The company tapped a bunch of its fans for advice on the new product, according to co-founder and CMO Nik Ingersöll. Before settling on the flavors, the company asked its fans what flavors they would like to see and, despite internal favorites of bacon or chile, settled on these top four.Along with the new launch, the entire Barnana line will feature a new look designed by Ingersöll. The plantain chip bags sport a bright, technicolor background of plantain leaves, a new logo treatment and new company font. Barnana’s other lines, chewy bites and banana brittle, will sport a similar aesthetic going forward.

The packaging will be the key, Suplicy said, in differentiating the line from other “commodity” plantain products that are on the market while also fitting in with other products in the salty snack set.

“Before you eat the product, you eat with your eyes. That’s why it was so important for us to create a high end, beautiful package,” Suplicy said “People will see this packaging as more in line to the higher end brands that they already buy.”

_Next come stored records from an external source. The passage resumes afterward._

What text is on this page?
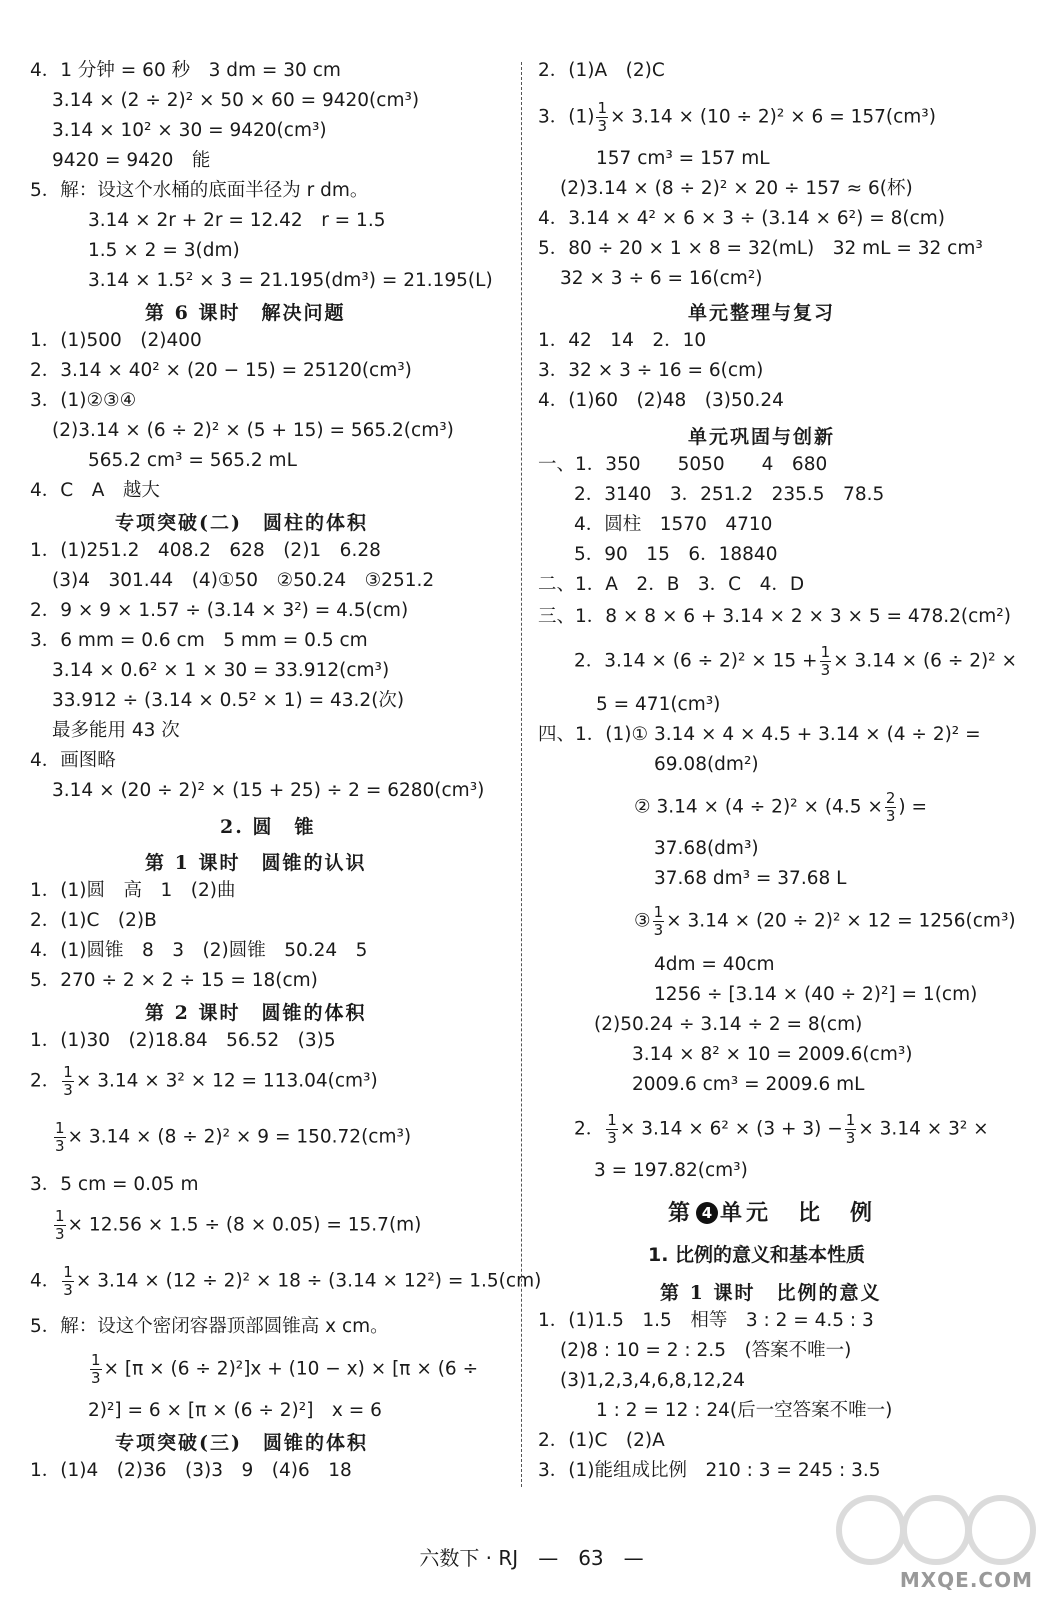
4．1 分钟 = 60 秒　3 dm = 30 cm
3.14 × (2 ÷ 2)² × 50 × 60 = 9420(cm³)
3.14 × 10² × 30 = 9420(cm³)
9420 = 9420　能
5．解：设这个水桶的底面半径为 r dm。
3.14 × 2r + 2r = 12.42　r = 1.5
1.5 × 2 = 3(dm)
3.14 × 1.5² × 3 = 21.195(dm³) = 21.195(L)
第 6 课时　解决问题
1．(1)500　(2)400
2．3.14 × 40² × (20 − 15) = 25120(cm³)
3．(1)②③④
(2)3.14 × (6 ÷ 2)² × (5 + 15) = 565.2(cm³)
565.2 cm³ = 565.2 mL
4．C　A　越大
专项突破(二)　圆柱的体积
1．(1)251.2　408.2　628　(2)1　6.28
(3)4　301.44　(4)①50　②50.24　③251.2
2．9 × 9 × 1.57 ÷ (3.14 × 3²) = 4.5(cm)
3．6 mm = 0.6 cm　5 mm = 0.5 cm
3.14 × 0.6² × 1 × 30 = 33.912(cm³)
33.912 ÷ (3.14 × 0.5² × 1) = 43.2(次)
最多能用 43 次
4．画图略
3.14 × (20 ÷ 2)² × (15 + 25) ÷ 2 = 6280(cm³)
2. 圆　锥
第 1 课时　圆锥的认识
1．(1)圆　高　1　(2)曲
2．(1)C　(2)B
4．(1)圆锥　8　3　(2)圆锥　50.24　5
5．270 ÷ 2 × 2 ÷ 15 = 18(cm)
第 2 课时　圆锥的体积
1．(1)30　(2)18.84　56.52　(3)5
2． $\frac{1}{3} \times 3.14 \times 3^2 \times 12 = 113.04(cm^3)$
$\frac{1}{3} \times 3.14 \times (8 \div 2)^2 \times 9 = 150.72(cm^3)$
3．5 cm = 0.05 m
$\frac{1}{3} \times 12.56 \times 1.5 \div (8 \times 0.05) = 15.7(m)$
4． $\frac{1}{3} \times 3.14 \times (12 \div 2)^2 \times 18 \div (3.14 \times 12^2) = 1.5(cm)$
5．解：设这个密闭容器顶部圆锥高 x cm。
$\frac{1}{3} \times [\pi \times (6 \div 2)^2]x + (10 - x) \times [\pi \times (6$ ÷
2)²] = 6 × [π × (6 ÷ 2)²]　x = 6
专项突破(三)　圆锥的体积
1．(1)4　(2)36　(3)3　9　(4)6　18
2．(1)A　(2)C
3．$(1) \frac{1}{3} \times 3.14 \times (10 \div 2)^2 \times 6 = 157(cm^3)$
157 cm³ = 157 mL
(2)3.14 × (8 ÷ 2)² × 20 ÷ 157 ≈ 6(杯)
4．3.14 × 4² × 6 × 3 ÷ (3.14 × 6²) = 8(cm)
5．80 ÷ 20 × 1 × 8 = 32(mL)　32 mL = 32 cm³
32 × 3 ÷ 6 = 16(cm²)
单元整理与复习
1．42　14　2．10
3．32 × 3 ÷ 16 = 6(cm)
4．(1)60　(2)48　(3)50.24
单元巩固与创新
一、1．350　　5050　　4　680
2．3140　3．251.2　235.5　78.5
4．圆柱　1570　4710
5．90　15　6．18840
二、1．A　2．B　3．C　4．D
三、1．8 × 8 × 6 + 3.14 × 2 × 3 × 5 = 478.2(cm²)
2．$3.14 \times (6 \div 2)^2 \times 15 + \frac{1}{3} \times 3.14 \times (6 \div 2)^2$ ×
5 = 471(cm³)
四、1．(1)① 3.14 × 4 × 4.5 + 3.14 × (4 ÷ 2)² =
69.08(dm²)
② $3.14 \times (4 \div 2)^2 \times (4.5 \times \frac{2}{3}$ ) =
37.68(dm³)
37.68 dm³ = 37.68 L
③ $\frac{1}{3} \times 3.14 \times (20 \div 2)^2 \times 12 = 1256(cm^3)$
4dm = 40cm
1256 ÷ [3.14 × (40 ÷ 2)²] = 1(cm)
(2)50.24 ÷ 3.14 ÷ 2 = 8(cm)
3.14 × 8² × 10 = 2009.6(cm³)
2009.6 cm³ = 2009.6 mL
2． $\frac{1}{3} \times 3.14 \times 6^2 \times (3 + 3) - \frac{1}{3} \times 3.14 \times 3^2$ ×
3 = 197.82(cm³)
第 4 单元　比　例
1. 比例的意义和基本性质
第 1 课时　比例的意义
1．(1)1.5　1.5　相等　3 : 2 = 4.5 : 3
(2)8 : 10 = 2 : 2.5　(答案不唯一)
(3)1,2,3,4,6,8,12,24
1 : 2 = 12 : 24(后一空答案不唯一)
2．(1)C　(2)A
3．(1)能组成比例　210 : 3 = 245 : 3.5
六数下 · RJ　—　63　—
MXQE.COM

Although plantain chips aren’t completely new to the American market, they have typically been relegated to “Latin American” sets. The plan is for Barnana chips to sit alongside potato and corn chips, in mainstream sets rather than international or ethnic aisles.

“As consumers go to look for alternatives to Doritos and Lay’s Ruffles, they are going to find themselves looking for alternative chips that have familiar flavor profiles but that are better-for-you and a little more sexy,” Ingersöll said. “We’re taking the plantains out of the esoteric ‘ethnic foods aisle,’ putting it into mainstream categories and competing on flavor and price with the bigger guys.”